NEWPORT — A local grassroots organization committed to the protection of water quality in the basin of Lake Memphremagog, filed a petition on April 8 for a declaratory ruling with the Secretary of the Vermont Agency of Natural Resources.
The petition, filed by “Don’t Undermine Memphremagog’s Purity” (DUMP), requests that the Agency require a discharge permit under Federal and Vermont environmental laws for polluted flows from an underdrain system beneath the Phase 3 lined cells of the New England Waste Service VT landfill in Coventry.
The group says estimates for the daily flow from the underdrain range from 5,000 to 10,000 gallons and include levels of arsenic, cadmium, and PFAS that exceed Vermont water quality standards.
This discharge enters the buffer zone of a Class 2 wetland that is connected to the Black River, a primary tributary of International Lake Memphremagog.
The lake supplies drinking water for some Vermonters and approximately 175,000 Canadians.
DUMP issued a seven-page “white paper” in January 2022 documenting the lack of transparency in decision-making by the ANR and its failure to respond to public input concerning approvals for the landfill operation.
The group says the ANR’s reply consisted of a six-sentence email that did not address any specifics.
The plan for a treatment system, proposed by NEWSVT to be constructed at the outlet of the underdrain #3, was discovered in DUMP’s review of internal ANR documents and is one example of the perceived lack of transparency.
NEWSVT’s proposed treatment system would remove some of the PFAS content, but will still result in the discharge of pollutant-laden flows into the wetland buffer.
DUMP insists that the treatment system requires a discharge permit.

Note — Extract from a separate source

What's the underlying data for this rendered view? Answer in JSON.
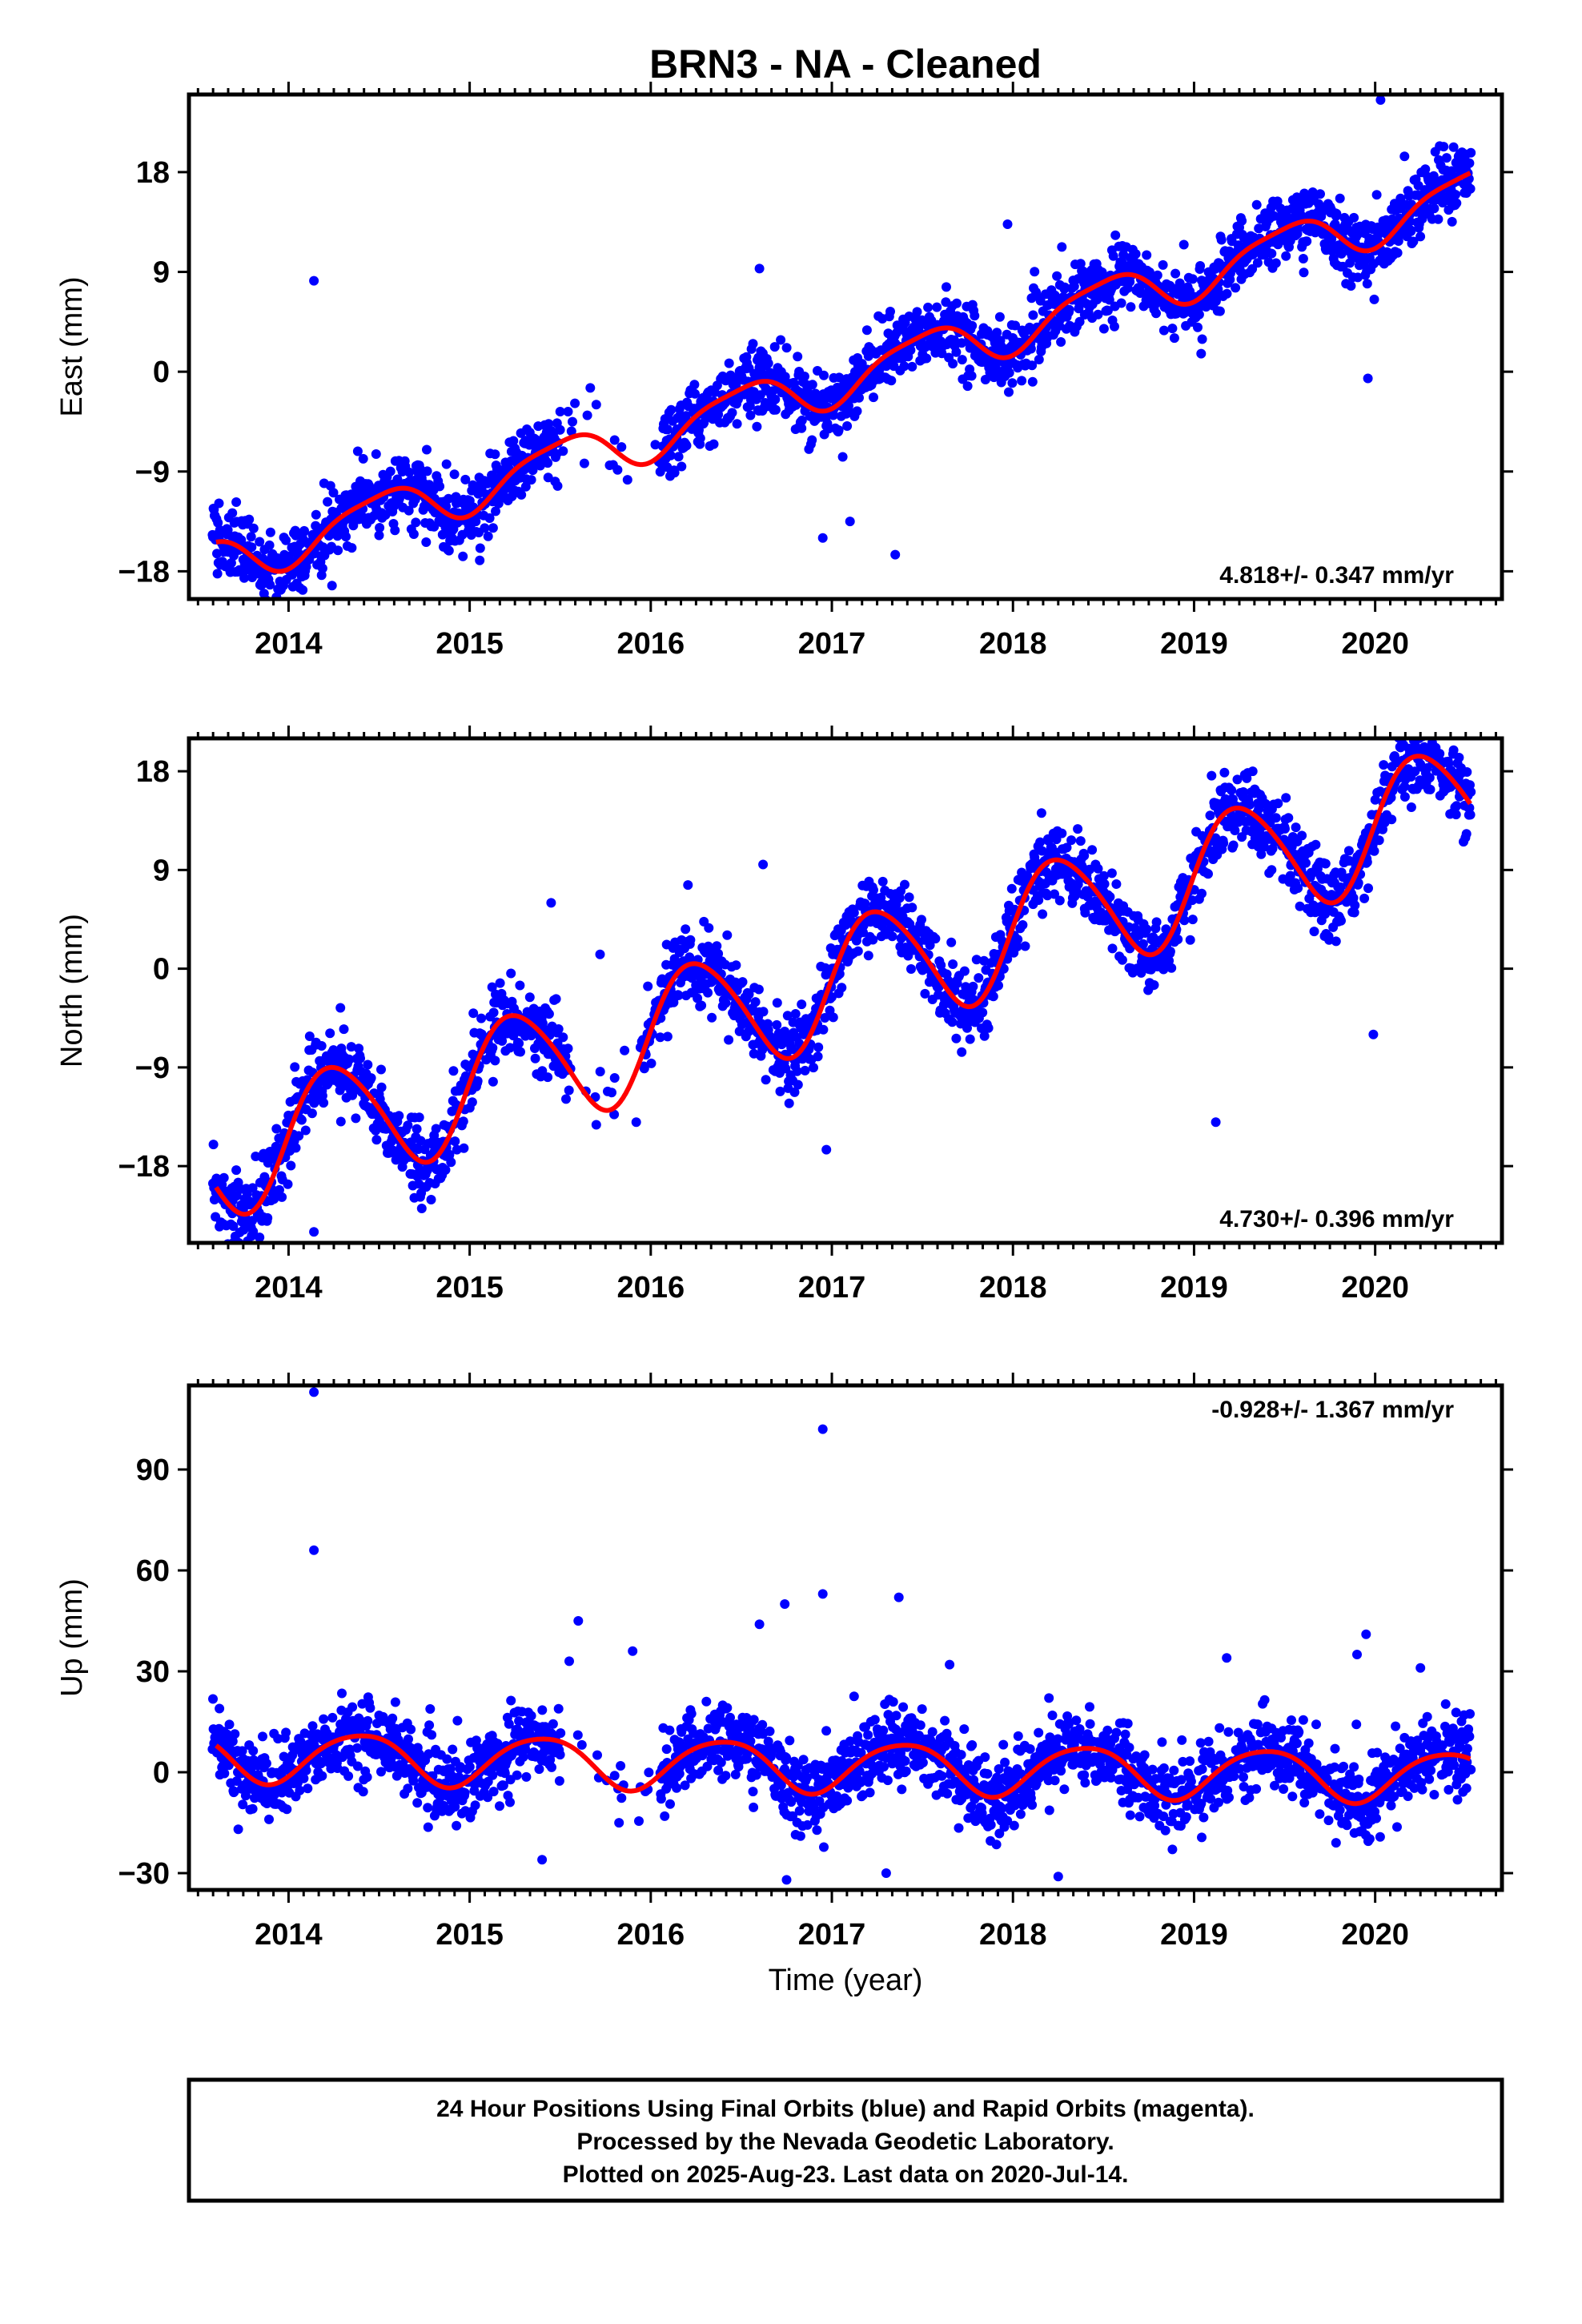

In February 2022, DUMP asked the Watershed Management Division of the ANR why the flow out of the landfill underdrain did not require a permit but says they did not provide a response.
DUMP’s petition to the ANR Secretary contends that a state wetland permit, issued in 2021 and approving the PFAS treatment system in the wetland buffer, is invalid because the permit failed to consider the content of the discharge into the wetland and because the design plans filed with the ANR Solid Waste Division in December 2021 are substantially different from the plans approved by the wetland permit.
“DUMP strongly supports pretreatment of landfill leachate by using the best available technology,” said Ed Stanak, a member of DUMP’s advisory committee. “But decisions on how and where to treat the leachate involve critical public policy decisions and they cannot be left to the private waste industry.”
Stankak said the fragile Lake Memphremagog watershed must be protected and environmental justice supports a policy that the toxic leachate must be transported back to the urban regions that generated the solid wastes for treatment in upgraded municipal wastewater plants funded by federal ARPA funds.